As the popularity of "Wordle" persists, even after the New York Times purchased the web game, fans continue to find new and interesting ways to interact with it. One enterprising individual even managed to make a player version of the title in "Minecraft" without using mods. This means anyone can have a new word puzzle to solve each day within the sandbox game by following a few simple steps. User urgle_gurgle shared a brief video on Reddit highlighting the experience — along with a link to the map download – which they have named "Word Hunt."

While some fans have caused an uproar over the slew of "Wordle" clones that keep popping up, this one stands out. Beyond the creator not attempting to make any money off of the project, it offers a unique way to play "Wordle," which is currently only available via a web browser. Just how does "Wordle" work in "Minecraft" without mods? Redditor urgle_gurgle explained that since "Minecraft" does not have a dictionary or an easy way to store a list of words to check against, they had to come up with another solution. They instead created a system that converts every word into its own unique number, which is then checked against a scoreboard containing all of the information. Getting the game to have the same daily words for everyone presented an additional challenge.
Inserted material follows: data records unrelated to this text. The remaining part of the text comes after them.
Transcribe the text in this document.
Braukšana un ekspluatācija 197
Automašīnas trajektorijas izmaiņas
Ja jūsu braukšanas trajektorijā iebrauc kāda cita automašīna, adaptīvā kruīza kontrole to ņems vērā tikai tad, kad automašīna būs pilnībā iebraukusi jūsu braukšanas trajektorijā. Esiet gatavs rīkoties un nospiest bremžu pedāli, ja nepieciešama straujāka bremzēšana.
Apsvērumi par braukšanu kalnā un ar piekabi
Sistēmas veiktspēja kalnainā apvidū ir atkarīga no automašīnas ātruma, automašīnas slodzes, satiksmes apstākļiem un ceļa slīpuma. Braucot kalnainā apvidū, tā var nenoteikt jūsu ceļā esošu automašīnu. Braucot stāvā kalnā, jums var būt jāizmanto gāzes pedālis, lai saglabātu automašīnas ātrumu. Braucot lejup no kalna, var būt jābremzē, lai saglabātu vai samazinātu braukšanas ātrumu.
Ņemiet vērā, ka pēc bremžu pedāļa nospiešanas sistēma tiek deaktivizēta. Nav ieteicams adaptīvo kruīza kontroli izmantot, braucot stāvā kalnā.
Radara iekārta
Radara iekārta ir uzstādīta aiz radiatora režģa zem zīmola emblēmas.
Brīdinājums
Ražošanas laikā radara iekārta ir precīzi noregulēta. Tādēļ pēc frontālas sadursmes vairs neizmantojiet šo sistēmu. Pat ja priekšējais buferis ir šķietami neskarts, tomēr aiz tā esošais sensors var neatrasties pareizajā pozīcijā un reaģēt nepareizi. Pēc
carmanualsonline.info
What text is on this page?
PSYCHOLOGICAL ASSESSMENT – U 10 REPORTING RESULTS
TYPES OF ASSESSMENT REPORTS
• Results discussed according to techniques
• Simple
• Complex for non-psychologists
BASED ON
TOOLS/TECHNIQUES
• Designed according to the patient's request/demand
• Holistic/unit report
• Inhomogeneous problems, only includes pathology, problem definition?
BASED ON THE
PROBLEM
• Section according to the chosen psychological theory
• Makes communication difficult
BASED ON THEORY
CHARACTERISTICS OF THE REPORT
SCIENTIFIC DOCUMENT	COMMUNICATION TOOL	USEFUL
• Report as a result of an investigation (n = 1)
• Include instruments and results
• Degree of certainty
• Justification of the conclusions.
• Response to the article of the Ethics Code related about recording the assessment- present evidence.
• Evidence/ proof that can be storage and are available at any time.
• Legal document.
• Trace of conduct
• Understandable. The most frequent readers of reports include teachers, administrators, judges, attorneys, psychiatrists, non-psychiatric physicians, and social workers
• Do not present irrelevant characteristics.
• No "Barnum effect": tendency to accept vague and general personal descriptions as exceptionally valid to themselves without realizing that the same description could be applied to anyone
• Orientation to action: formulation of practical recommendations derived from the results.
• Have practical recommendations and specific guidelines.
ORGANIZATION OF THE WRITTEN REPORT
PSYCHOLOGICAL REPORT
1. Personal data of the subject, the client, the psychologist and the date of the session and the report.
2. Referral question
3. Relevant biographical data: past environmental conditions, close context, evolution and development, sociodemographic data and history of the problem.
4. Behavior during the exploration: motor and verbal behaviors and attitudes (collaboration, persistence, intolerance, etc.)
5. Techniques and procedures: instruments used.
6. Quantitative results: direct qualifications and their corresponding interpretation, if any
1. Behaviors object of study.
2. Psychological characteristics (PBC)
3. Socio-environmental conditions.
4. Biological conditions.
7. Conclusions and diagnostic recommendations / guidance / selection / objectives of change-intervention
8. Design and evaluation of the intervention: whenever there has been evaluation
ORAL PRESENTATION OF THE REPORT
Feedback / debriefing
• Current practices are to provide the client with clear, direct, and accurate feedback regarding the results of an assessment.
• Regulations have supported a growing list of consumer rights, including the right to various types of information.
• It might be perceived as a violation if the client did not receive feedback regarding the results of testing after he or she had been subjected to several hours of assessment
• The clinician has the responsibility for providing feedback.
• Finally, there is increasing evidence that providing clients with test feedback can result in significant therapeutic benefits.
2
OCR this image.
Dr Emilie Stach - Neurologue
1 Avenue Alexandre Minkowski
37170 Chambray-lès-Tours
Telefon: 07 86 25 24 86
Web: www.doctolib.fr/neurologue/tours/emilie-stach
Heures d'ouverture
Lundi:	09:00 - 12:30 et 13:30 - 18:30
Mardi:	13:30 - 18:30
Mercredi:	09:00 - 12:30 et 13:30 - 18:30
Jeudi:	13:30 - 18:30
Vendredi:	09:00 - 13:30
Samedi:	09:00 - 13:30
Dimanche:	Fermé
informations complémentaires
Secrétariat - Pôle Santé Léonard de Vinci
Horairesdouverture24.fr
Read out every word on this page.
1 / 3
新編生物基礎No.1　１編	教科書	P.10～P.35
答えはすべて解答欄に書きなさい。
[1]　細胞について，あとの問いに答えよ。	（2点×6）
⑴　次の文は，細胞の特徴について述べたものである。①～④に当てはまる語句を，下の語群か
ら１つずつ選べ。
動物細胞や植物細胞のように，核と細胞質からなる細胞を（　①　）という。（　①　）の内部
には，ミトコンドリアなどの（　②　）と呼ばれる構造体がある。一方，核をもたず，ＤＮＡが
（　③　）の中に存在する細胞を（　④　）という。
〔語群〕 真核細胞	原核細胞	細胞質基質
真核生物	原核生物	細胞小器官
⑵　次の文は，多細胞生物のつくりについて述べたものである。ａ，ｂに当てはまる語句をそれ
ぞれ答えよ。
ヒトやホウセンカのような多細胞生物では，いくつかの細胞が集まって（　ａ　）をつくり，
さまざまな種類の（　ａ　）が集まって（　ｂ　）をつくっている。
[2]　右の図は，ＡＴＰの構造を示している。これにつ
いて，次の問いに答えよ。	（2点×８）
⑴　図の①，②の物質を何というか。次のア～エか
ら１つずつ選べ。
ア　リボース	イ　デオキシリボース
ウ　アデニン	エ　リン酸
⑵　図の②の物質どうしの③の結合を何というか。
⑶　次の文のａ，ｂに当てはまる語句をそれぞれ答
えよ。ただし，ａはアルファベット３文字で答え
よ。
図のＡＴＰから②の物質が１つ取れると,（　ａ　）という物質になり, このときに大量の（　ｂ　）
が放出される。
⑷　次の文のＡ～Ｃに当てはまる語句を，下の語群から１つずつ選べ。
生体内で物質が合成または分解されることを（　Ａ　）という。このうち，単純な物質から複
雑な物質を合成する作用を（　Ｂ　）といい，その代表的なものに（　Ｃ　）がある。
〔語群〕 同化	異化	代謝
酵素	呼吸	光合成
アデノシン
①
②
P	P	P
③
How Wordle works in Minecraft

To ensure everyone has the same word each day (so players can attempt to game the system using the scientifically best starting word), "Word Hunt" needs to ping what time it is for the player in UTC. While the concept may seem simple, urgle_gurgle pointed out that this is easier said than done. "You can get the time only from one specific feature in player heads," they stated. "When you give yourself a player head, it gets info from the Mojang servers ... most importantly, the time at which the player head was given."

Through techniques like string parsing, urgle_gurgle determined how to get a Unix timestamp, which displays the number of seconds that have passed since January 1, 1970. With additional math, they were able to ascertain what time it is for each player and update the daily word appropriately. The only downside to this system is that the time is only checked when booting up the game, so players will need to restart to get the new word. Luckily, as urgle_gurgle remarked, most people don't play "Wordle" or "Minecraft" for 24 hours at a time, so it shouldn't cause much of an issue.